Data Formats

There are five different data files, of three different formats, that we'll use in this project:

The 3-D facial image data are stored in VRML files. There is one .wrl for each subject/image in each data set. There's a lot of data in these files, much of which is not necessarily relevant to us. The minimal part of the file that is useful is the IndexedFaceSet:Coordiate:point list. This gives a linear list of comma-separated 3-tuples of spatial locations for surface points from a face scan.

The problem is that the order of these points is not guaranteed, nor is there a fixed number of surface points per file. (This happens because the files have been pre-trimmed to excise background points, leaving only "face" points, and every face has a slightly different surface area.) In order to render them comparable, therefore, we require landmarks to assist with registration.

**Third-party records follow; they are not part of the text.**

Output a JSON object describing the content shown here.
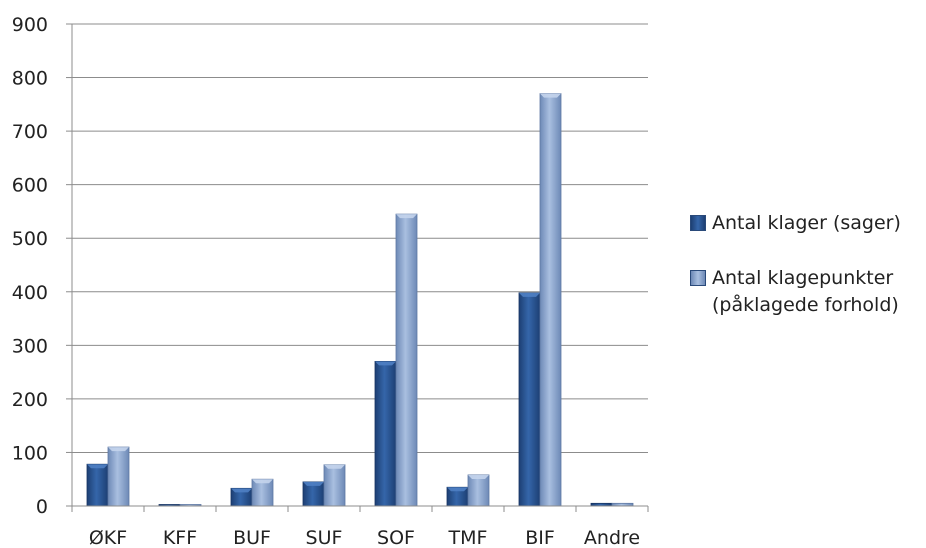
{
  "chart_data": {
    "type": "bar",
    "title": "",
    "xlabel": "",
    "ylabel": "",
    "ylim": [
      0,
      900
    ],
    "yticks": [
      0,
      100,
      200,
      300,
      400,
      500,
      600,
      700,
      800,
      900
    ],
    "grid": true,
    "legend_position": "right",
    "categories": [
      "ØKF",
      "KFF",
      "BUF",
      "SUF",
      "SOF",
      "TMF",
      "BIF",
      "Andre"
    ],
    "series": [
      {
        "name": "Antal klager (sager)",
        "color": "#2f5f9e",
        "values": [
          78,
          0,
          33,
          45,
          270,
          35,
          398,
          5
        ]
      },
      {
        "name": "Antal klagepunkter (påklagede forhold)",
        "color": "#8ea8cf",
        "values": [
          110,
          0,
          50,
          77,
          545,
          58,
          770,
          5
        ]
      }
    ]
  }
}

The landmarks are stored in tab-delimited text files. Each file contains:

The labels file is a tab-delimited text file containing four columns and 21 rows (20 subjects and one header row). The three labels are:

ID#
The subject ID, corresponding to one of the subjects in the feature detection data/landmarks.
Race
One or more self-defined race identifiers. This is from a discrete (nominal/categorical), but unbounded set.
Ethnicity
One or more self-defined ethnicity/ancestry labels. Again, these are discrete labels, but are from a potentially unbounded set.
Sex
One of {F,M}

Like the landmarks data, some values are unobserved (i.e., not reported by the subjects). These are represented with a ? in the corresponding field value in the file. You need report predictions only for the subjects who have corresponding labels, but you may choose to treat the task as semi-supervised and use both labeled and unlabeled examples in your learner.

Each of the three label columns yields a distinct prediction task. You should investigate each of them independently. (I.e., ask about what features are most predictive for each and what classification rate you can get for each.) In addition, you may choose to attempt some form of joint analysis, in which you try to predict all labels simultaneously (taking advantage of the statistical dependencies that may be present among the labels).

One interesting property of the labels is that many subjects chose multiple labels for either or both of the race or ethnicity columns. For example, one subject reports as Race=White/Asian and Ethnicity=European/Indian. From a data perspective, you can choose to think of these either as distinct, opaque labels (i.e., European/Indian is an atomic label, distinct from both European and Indian), as elements of the Cartesian product space (i.e., European/Indian is a member of the product space that contains both European and Indian individually), or as a statistical mixture (e.g., European/Indian might be interpreted as 50% European and 50% Indian). These three ways of thinking of it lead to different learning strategies. The choice is up to you.